Orthographic, grapho-phonological, and morphological characteristics
of written words from French elementary textbooks


Understanding Manulex_infra

Consistency and Frequency of the grapho-phonological associations : The predictability of a word’s pronunciation or spelling from grapheme-phoneme (G-Ph) or phoneme-grapheme (Ph-G) associations is typically estimated by a consistency index. The consistency of G-Ph and Ph-G associations is a critical factor in learning to read and write in an alphabetical script. The term grapheme refers to a letter or a group of letters that corresponds to a phoneme. In French, graphemes include groups of letters such as 'ou', 'an', 'un', 'in',  'eu',  'ch', and 'gn'. The G-Ph consistency index is equal to the frequency of occurrence of a particular G-Ph association in words, divided by the total frequency of the grapheme, regardless of its pronunciation. The consistency of a G-Ph association thus reflects the probability of associating a particular phoneme with a given grapheme. For example, the G-Ph consistency index of the association 'ch'->/S/ (as in the word 'chat' /Sa/) is obtained by dividing the frequency of occurrence of the association 'ch'->/S/ by the frequency of the grapheme 'ch', whatever its pronunciation (including /S/, but also /k/ for instance, as in 'choral' /koRal/). The G-Ph consistency index is then multiplied by 100. Its maximum value is 100. Similarly, the Ph-G consistency index is equal to the frequency of occurrence of a particular phoneme-grapheme correspondence, divided by the total frequency of the phoneme multiplied by 100, regardless of the phoneme’s orthography..
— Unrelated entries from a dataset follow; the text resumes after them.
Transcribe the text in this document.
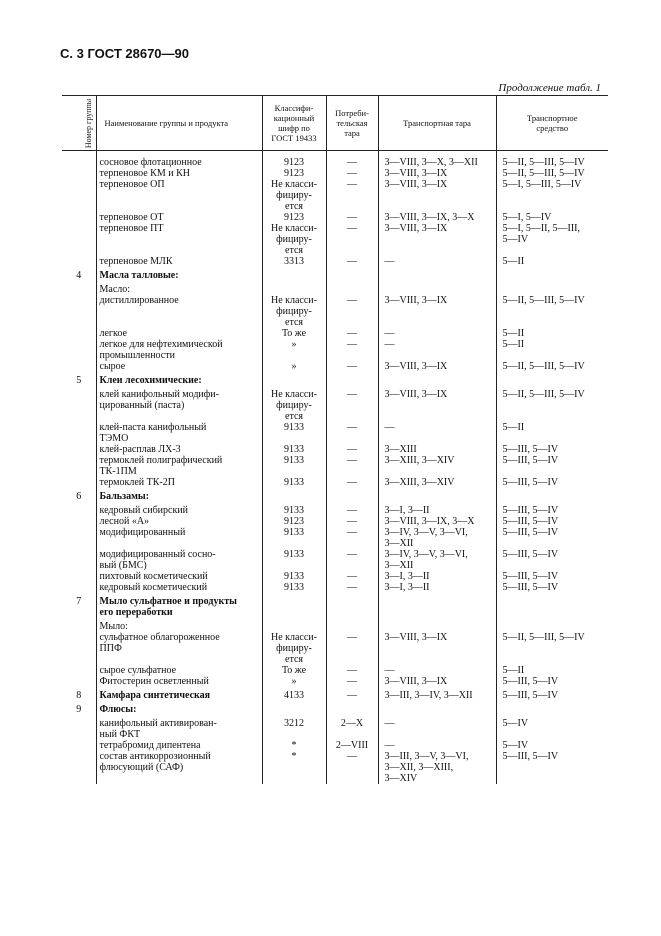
С. 3 ГОСТ 28670—90
Продолжение табл. 1
Номер группы	Наименование группы и продукта	Классифи-
кационный
шифр по
ГОСТ 19433	Потреби-
тельская
тара	Транспортная тара	Транспортное
средство
	сосновое флотационное	9123	—	3—VIII, 3—X, 3—XII	5—II, 5—III, 5—IV
	терпеновое КМ и КН	9123	—	3—VIII, 3—IX	5—II, 5—III, 5—IV
	терпеновое ОП	Не класси-
фициру-
ется	—	3—VIII, 3—IX	5—I, 5—III, 5—IV
	терпеновое ОТ	9123	—	3—VIII, 3—IX, 3—X	5—I, 5—IV
	терпеновое ПТ	Не класси-
фициру-
ется	—	3—VIII, 3—IX	5—I, 5—II, 5—III,
5—IV
	терпеновое МЛК	3313	—	—	5—II
4	Масла талловые:				
	Масло:				
	дистиллированное	Не класси-
фициру-
ется	—	3—VIII, 3—IX	5—II, 5—III, 5—IV
	легкое	То же	—	—	5—II
	легкое для нефтехимической
промышленности	»	—	—	5—II
	сырое	»	—	3—VIII, 3—IX	5—II, 5—III, 5—IV
5	Клеи лесохимические:				
	клей канифольный модифи-
цированный (паста)	Не класси-
фициру-
ется	—	3—VIII, 3—IX	5—II, 5—III, 5—IV
	клей-паста канифольный
ТЭМО	9133	—	—	5—II
	клей-расплав ЛХ-3	9133	—	3—XIII	5—III, 5—IV
	термоклей полиграфический
ТК-1ПМ	9133	—	3—XIII, 3—XIV	5—III, 5—IV
	термоклей ТК-2П	9133	—	3—XIII, 3—XIV	5—III, 5—IV
6	Бальзамы:				
	кедровый сибирский	9133	—	3—I, 3—II	5—III, 5—IV
	лесной «А»	9123	—	3—VIII, 3—IX, 3—X	5—III, 5—IV
	модифицированный	9133	—	3—IV, 3—V, 3—VI,
3—XII	5—III, 5—IV
	модифицированный сосно-
вый (БМС)	9133	—	3—IV, 3—V, 3—VI,
3—XII	5—III, 5—IV
	пихтовый косметический	9133	—	3—I, 3—II	5—III, 5—IV
	кедровый косметический	9133	—	3—I, 3—II	5—III, 5—IV
7	Мыло сульфатное и продукты
его переработки				
	Мыло:				
	сульфатное облагороженное
ППФ	Не класси-
фициру-
ется	—	3—VIII, 3—IX	5—II, 5—III, 5—IV
	сырое сульфатное	То же	—	—	5—II
	Фитостерин осветленный	»	—	3—VIII, 3—IX	5—III, 5—IV
8	Камфара синтетическая	4133	—	3—III, 3—IV, 3—XII	5—III, 5—IV
9	Флюсы:				
	канифольный активирован-
ный ФКТ	3212	2—X	—	5—IV
	тетрабромид дипентена	*	2—VIII	—	5—IV
	состав антикоррозионный
флюсующий (САФ)	*	—	3—III, 3—V, 3—VI,
3—XII, 3—XIII,
3—XIV	5—III, 5—IV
Consistency can vary considerably depending on a grapheme or a phoneme’s position within a word. Due to the evolution of inflectional and derivational morphology rules in French, word endings are often silent, which reduces their orthographic consistency. Thus, to better characterize grapheme-phoneme correspondences in the database, frequency and consistency were computed separately based on their position in words: initial (first grapheme/phoneme), final (last grapheme/phoneme), or intermediate (graphemes/phonemes in the middle of words). Manulex_infra also provides two types of consistency and frequency data: the lexical and the textual statistics. Lexical frequency (i.e., count by type) reflects the number of different words in the database that include a G-Ph or Ph-G correspondence of interest while each word is counted only once. Textual frequency (i.e. count per token) reflects the number of words in the texts that include a correspondence while each word is counted as often as it appears in the corpus. Thus, the frequency and consistency values of the G-Ph and Ph-G correspondences do not account for the frequency of occurrence of words in the texts (rare or frequent words) when a count by type is considered, while the frequency and consistency values are weighted by the frequency of occurrence of words in a count by token.
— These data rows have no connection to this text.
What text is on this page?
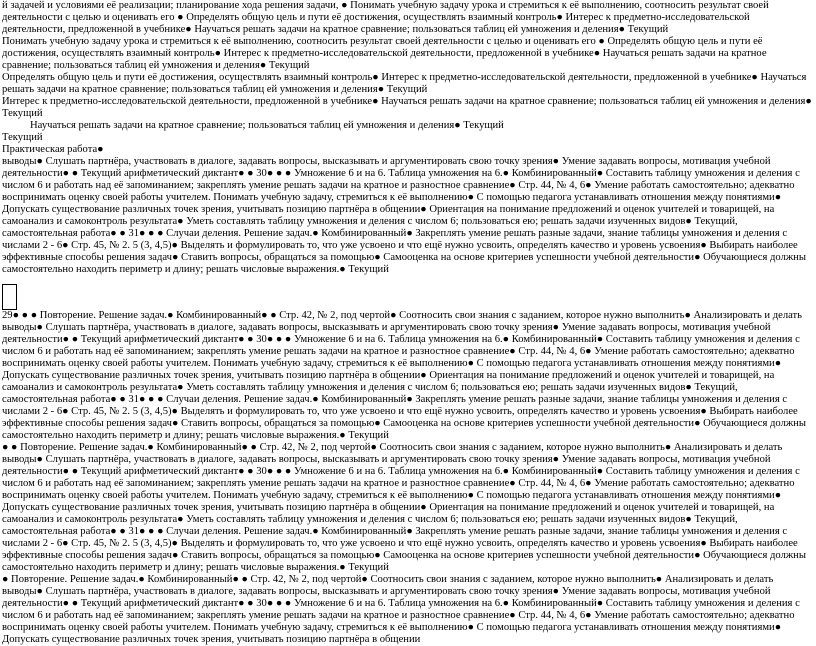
й задачей и условиями её реализации; планирование хода решения задачи, ● Понимать учебную задачу урока и стремиться к её выполнению, соотносить результат своей деятельности с целью и оценивать его ● Определять общую цель и пути её достижения, осуществлять взаимный контроль● Интерес к предметно-исследовательской деятельности, предложенной в учебнике● Научаться решать задачи на кратное сравнение; пользоваться таблиц ей умножения и деления● Текущий

Понимать учебную задачу урока и стремиться к её выполнению, соотносить результат своей деятельности с целью и оценивать его ● Определять общую цель и пути её достижения, осуществлять взаимный контроль● Интерес к предметно-исследовательской деятельности, предложенной в учебнике● Научаться решать задачи на кратное сравнение; пользоваться таблиц ей умножения и деления● Текущий

Определять общую цель и пути её достижения, осуществлять взаимный контроль● Интерес к предметно-исследовательской деятельности, предложенной в учебнике● Научаться решать задачи на кратное сравнение; пользоваться таблиц ей умножения и деления● Текущий

Интерес к предметно-исследовательской деятельности, предложенной в учебнике● Научаться решать задачи на кратное сравнение; пользоваться таблиц ей умножения и деления● Текущий

Научаться решать задачи на кратное сравнение; пользоваться таблиц ей умножения и деления● Текущий

Текущий

Практическая работа●

выводы● Слушать партнёра, участвовать в диалоге, задавать вопросы, высказывать и аргументировать свою точку зрения● Умение задавать вопросы, мотивация учебной деятельности● ● Текущий арифметический диктант● ● 30● ● ● Умножение 6 и на 6. Таблица умножения на 6.● Комбинированный● Составить таблицу умножения и деления с числом 6 и работать над её запоминанием; закреплять умение решать задачи на кратное и разностное сравнение● Стр. 44, № 4, 6● Умение работать самостоятельно; адекватно воспринимать оценку своей работы учителем. Понимать учебную задачу, стремиться к её выполнению● С помощью педагога устанавливать отношения между понятиями● Допускать существование различных точек зрения, учитывать позицию партнёра в общении● Ориентация на понимание предложений и оценок учителей и товарищей, на самоанализ и самоконтроль результата● Уметь составлять таблицу умножения и деления с числом 6; пользоваться ею; решать задачи изученных видов● Текущий, самостоятельная работа● ● 31● ● ● Случаи деления. Решение задач.● Комбинированный● Закреплять умение решать разные задачи, знание таблицы умножения и деления с числами 2 - 6● Стр. 45, № 2. 5 (3, 4,5)● Выделять и формулировать то, что уже усвоено и что ещё нужно усвоить, определять качество и уровень усвоения● Выбирать наиболее эффективные способы решения задач● Ставить вопросы, обращаться за помощью● Самооценка на основе критериев успешности учебной деятельности● Обучающиеся должны самостоятельно находить периметр и длину; решать числовые выражения.● Текущий

29● ● ● Повторение. Решение задач.● Комбинированный● ● Стр. 42, № 2, под чертой● Соотносить свои знания с заданием, которое нужно выполнить● Анализировать и делать выводы● Слушать партнёра, участвовать в диалоге, задавать вопросы, высказывать и аргументировать свою точку зрения● Умение задавать вопросы, мотивация учебной деятельности● ● Текущий арифметический диктант● ● 30● ● ● Умножение 6 и на 6. Таблица умножения на 6.● Комбинированный● Составить таблицу умножения и деления с числом 6 и работать над её запоминанием; закреплять умение решать задачи на кратное и разностное сравнение● Стр. 44, № 4, 6● Умение работать самостоятельно; адекватно воспринимать оценку своей работы учителем. Понимать учебную задачу, стремиться к её выполнению● С помощью педагога устанавливать отношения между понятиями● Допускать существование различных точек зрения, учитывать позицию партнёра в общении● Ориентация на понимание предложений и оценок учителей и товарищей, на самоанализ и самоконтроль результата● Уметь составлять таблицу умножения и деления с числом 6; пользоваться ею; решать задачи изученных видов● Текущий, самостоятельная работа● ● 31● ● ● Случаи деления. Решение задач.● Комбинированный● Закреплять умение решать разные задачи, знание таблицы умножения и деления с числами 2 - 6● Стр. 45, № 2. 5 (3, 4,5)● Выделять и формулировать то, что уже усвоено и что ещё нужно усвоить, определять качество и уровень усвоения● Выбирать наиболее эффективные способы решения задач● Ставить вопросы, обращаться за помощью● Самооценка на основе критериев успешности учебной деятельности● Обучающиеся должны самостоятельно находить периметр и длину; решать числовые выражения.● Текущий

● ● Повторение. Решение задач.● Комбинированный● ● Стр. 42, № 2, под чертой● Соотносить свои знания с заданием, которое нужно выполнить● Анализировать и делать выводы● Слушать партнёра, участвовать в диалоге, задавать вопросы, высказывать и аргументировать свою точку зрения● Умение задавать вопросы, мотивация учебной деятельности● ● Текущий арифметический диктант● ● 30● ● ● Умножение 6 и на 6. Таблица умножения на 6.● Комбинированный● Составить таблицу умножения и деления с числом 6 и работать над её запоминанием; закреплять умение решать задачи на кратное и разностное сравнение● Стр. 44, № 4, 6● Умение работать самостоятельно; адекватно воспринимать оценку своей работы учителем. Понимать учебную задачу, стремиться к её выполнению● С помощью педагога устанавливать отношения между понятиями● Допускать существование различных точек зрения, учитывать позицию партнёра в общении● Ориентация на понимание предложений и оценок учителей и товарищей, на самоанализ и самоконтроль результата● Уметь составлять таблицу умножения и деления с числом 6; пользоваться ею; решать задачи изученных видов● Текущий, самостоятельная работа● ● 31● ● ● Случаи деления. Решение задач.● Комбинированный● Закреплять умение решать разные задачи, знание таблицы умножения и деления с числами 2 - 6● Стр. 45, № 2. 5 (3, 4,5)● Выделять и формулировать то, что уже усвоено и что ещё нужно усвоить, определять качество и уровень усвоения● Выбирать наиболее эффективные способы решения задач● Ставить вопросы, обращаться за помощью● Самооценка на основе критериев успешности учебной деятельности● Обучающиеся должны самостоятельно находить периметр и длину; решать числовые выражения.● Текущий

● Повторение. Решение задач.● Комбинированный● ● Стр. 42, № 2, под чертой● Соотносить свои знания с заданием, которое нужно выполнить● Анализировать и делать выводы● Слушать партнёра, участвовать в диалоге, задавать вопросы, высказывать и аргументировать свою точку зрения● Умение задавать вопросы, мотивация учебной деятельности● ● Текущий арифметический диктант● ● 30● ● ● Умножение 6 и на 6. Таблица умножения на 6.● Комбинированный● Составить таблицу умножения и деления с числом 6 и работать над её запоминанием; закреплять умение решать задачи на кратное и разностное сравнение● Стр. 44, № 4, 6● Умение работать самостоятельно; адекватно воспринимать оценку своей работы учителем. Понимать учебную задачу, стремиться к её выполнению● С помощью педагога устанавливать отношения между понятиями● Допускать существование различных точек зрения, учитывать позицию партнёра в общении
Graphemic segmentation of words tends to be easy in French. As far as possible, each segment matches a single phoneme. When word segmentation was ambiguous, the decision was based on a second principle that segmentation should highlight inconsistencies in each word’s pronunciation and writing.
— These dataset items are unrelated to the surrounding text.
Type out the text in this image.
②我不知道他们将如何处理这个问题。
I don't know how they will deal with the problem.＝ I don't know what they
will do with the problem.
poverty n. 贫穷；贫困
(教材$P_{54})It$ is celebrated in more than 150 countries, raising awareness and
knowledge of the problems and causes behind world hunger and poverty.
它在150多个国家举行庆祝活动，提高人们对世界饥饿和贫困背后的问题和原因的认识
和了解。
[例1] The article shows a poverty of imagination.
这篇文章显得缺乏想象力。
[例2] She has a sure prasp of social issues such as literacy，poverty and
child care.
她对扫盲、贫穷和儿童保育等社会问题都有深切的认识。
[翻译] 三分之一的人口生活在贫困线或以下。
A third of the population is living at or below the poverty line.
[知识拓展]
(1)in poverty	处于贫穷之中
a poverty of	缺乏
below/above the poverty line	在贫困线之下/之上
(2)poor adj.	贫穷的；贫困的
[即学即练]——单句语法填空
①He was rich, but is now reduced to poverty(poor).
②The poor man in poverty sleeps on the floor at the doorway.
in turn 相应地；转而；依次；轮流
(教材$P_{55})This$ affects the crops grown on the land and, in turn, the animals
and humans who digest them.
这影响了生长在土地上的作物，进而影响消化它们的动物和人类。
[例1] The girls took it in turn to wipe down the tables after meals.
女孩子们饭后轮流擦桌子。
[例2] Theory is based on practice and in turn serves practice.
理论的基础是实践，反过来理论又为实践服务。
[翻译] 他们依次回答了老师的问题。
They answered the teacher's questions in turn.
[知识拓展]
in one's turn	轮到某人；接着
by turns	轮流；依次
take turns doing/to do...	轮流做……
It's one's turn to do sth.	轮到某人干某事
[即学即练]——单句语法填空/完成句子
Silent letters at the end of many words required a different approach to analyse G-Ph associations and Ph-G associations. For example, the word “nid” ends with a silent 'd' and the final G-Ph is highly consistent when reading French, because 'd' in word final position is almost always silent. Conversely the final 'd' of the word 'sud' is pronounced, and the consistency of the rare G-Ph association 'd' -> /d/ is low. When representing reading (G-Ph) related statistics in Manulex-infra v.2, silent letters are coded with the character '#' (e.g., 'd' in 'lourd', 'p' in 'loup', nominal gender inflection 'e' in 'amie', nominal number inflection 's' in 'tables'). However, segmenting word final silent letters proceeded differently when spelling was considered, because silent letters are not pronounced and can therefore not be reported as standalone units (as in the word “foulard” pronounced /fulaR/ where the final 'd' is silent and cannot be matched to a phoneme). In this case, the final silent letters were merged with the last pronounced letter so that accurate statistics could be reported. For example, silent final ‘d’ in the word 'renard' is coded with the final ‘r’ (/R/-rd), in the word 'terre' silent final ‘e’ is coded with the final 'rr' (/R/-rre), and in the word 'gare' silent final ‘e’ is coded with the  final 'r' (/R/-re). The same logic was applied to code other silent letters in words such as 's' or 't' in 'jamais' and 'lait' (/E/-ais, and /E/-ait respectively).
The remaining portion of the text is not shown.